NV Barefoot White Zinfandel (Waitrose £6.69)
OK, I had to do it. Believe it or not, this is the style that put Zinfandel back on the map and it still outsells all other Zins by miles. Sickly-sweet and with no discernible structure or character, this is more akin to alcoholic lemonade. This really shows what happens when you treat a grape as a workhorse!

2016 Gregory Perucci ”The Society’s” Primitivo di Manduria   (Wine Society £10.50).
Primitivo and Zinfandel are genetically identical and Perucci has been making his wines in Puglia on the best terroir of its heartland around Manduria. Mellow but deep fruit on the palate from gentle oak ageing and with a characteristic slightly sweet finish. A good example of the more restrained Old World style of this boisterous grape.

2016 Millaman Limited Reserve Zinfandel, Curicó Valley, Chile (Sandhams £19.00)
Zinfandel has started to take root in other warmer areas and Chile is one of the more unusual places to find it. Despite decanting, some of us noted some reductive aromas (“bottle-stink”) and the wine is big with ripe red fruit and even orange/tangerine notes on the nose. Aged in new French oak, the tannins are ripe and velvet smooth, balanced by enough acidity to give some structure. Not up to the best of California but an interesting alternative nevertheless.

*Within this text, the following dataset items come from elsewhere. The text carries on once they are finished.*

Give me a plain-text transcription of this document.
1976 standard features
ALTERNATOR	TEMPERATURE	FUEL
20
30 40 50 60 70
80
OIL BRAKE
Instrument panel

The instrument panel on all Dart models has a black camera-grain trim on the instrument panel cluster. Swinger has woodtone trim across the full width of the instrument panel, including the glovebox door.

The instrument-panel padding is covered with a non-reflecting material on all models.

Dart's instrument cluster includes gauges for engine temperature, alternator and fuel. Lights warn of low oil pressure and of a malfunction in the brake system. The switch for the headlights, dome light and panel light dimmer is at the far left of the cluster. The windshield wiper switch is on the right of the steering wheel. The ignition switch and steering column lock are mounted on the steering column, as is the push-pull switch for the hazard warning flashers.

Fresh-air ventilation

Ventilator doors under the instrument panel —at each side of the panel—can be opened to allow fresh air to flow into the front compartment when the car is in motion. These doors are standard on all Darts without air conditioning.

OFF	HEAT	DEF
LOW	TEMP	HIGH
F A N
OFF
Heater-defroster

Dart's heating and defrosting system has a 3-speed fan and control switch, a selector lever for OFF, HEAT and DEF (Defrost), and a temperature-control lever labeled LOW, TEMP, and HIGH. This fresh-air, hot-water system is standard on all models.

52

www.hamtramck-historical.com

 2014 Sobon Estate “Rocky Top” Zinfandel, Amador County CA (Wine Society £16.00)
Now in the heartland of Zin USA-style country, Amador County, on the eastern slopes of the Sierra Nevada, is packed with wineries making a lot of Zinfandel, all of it being big on black fruits, alcohol and smooth tannins, and that characteristic flick of sweetness on the finish. Sobon’s  Rocky Top is aged 18 months in American oak (40% new) so the vanilla notes are there along with the rich spicy fruit and, of course, those silky tannins. With enough acidity to give beautiful balance to this big wine, I think it is a steal at £16 when you think of the crazy prices asked for Californian Cabernet Sauvignon these days. A great, somewhat extrovert example of the grape.

2015 Ridge Vineyards “East Bench” Zinfandel (Averys  £30.00)
This one is in a different, more restrained style; Ridge is one of the best-known exponents of quality Zinfandel although this wine is one of only two that they produce unblended. Harvested early after a very dry season and with minimum intervention (they call it “pre-industrial”), the wine has a lovely red fruit nose, even hints of violets, and a beautifully light palate, long and rich underneath. A complex and structured wine with a lot of development potential, unlike many Zins that do not last so long, we were probably baby-snatching in tasting this so early. The tannins, whilst smooth as ever, were clearly more evident and less developed that in the Sobon. A gorgeous wine in the making and, once more, wonderful value – one to lay down a few bottles, to show what this grape can really do.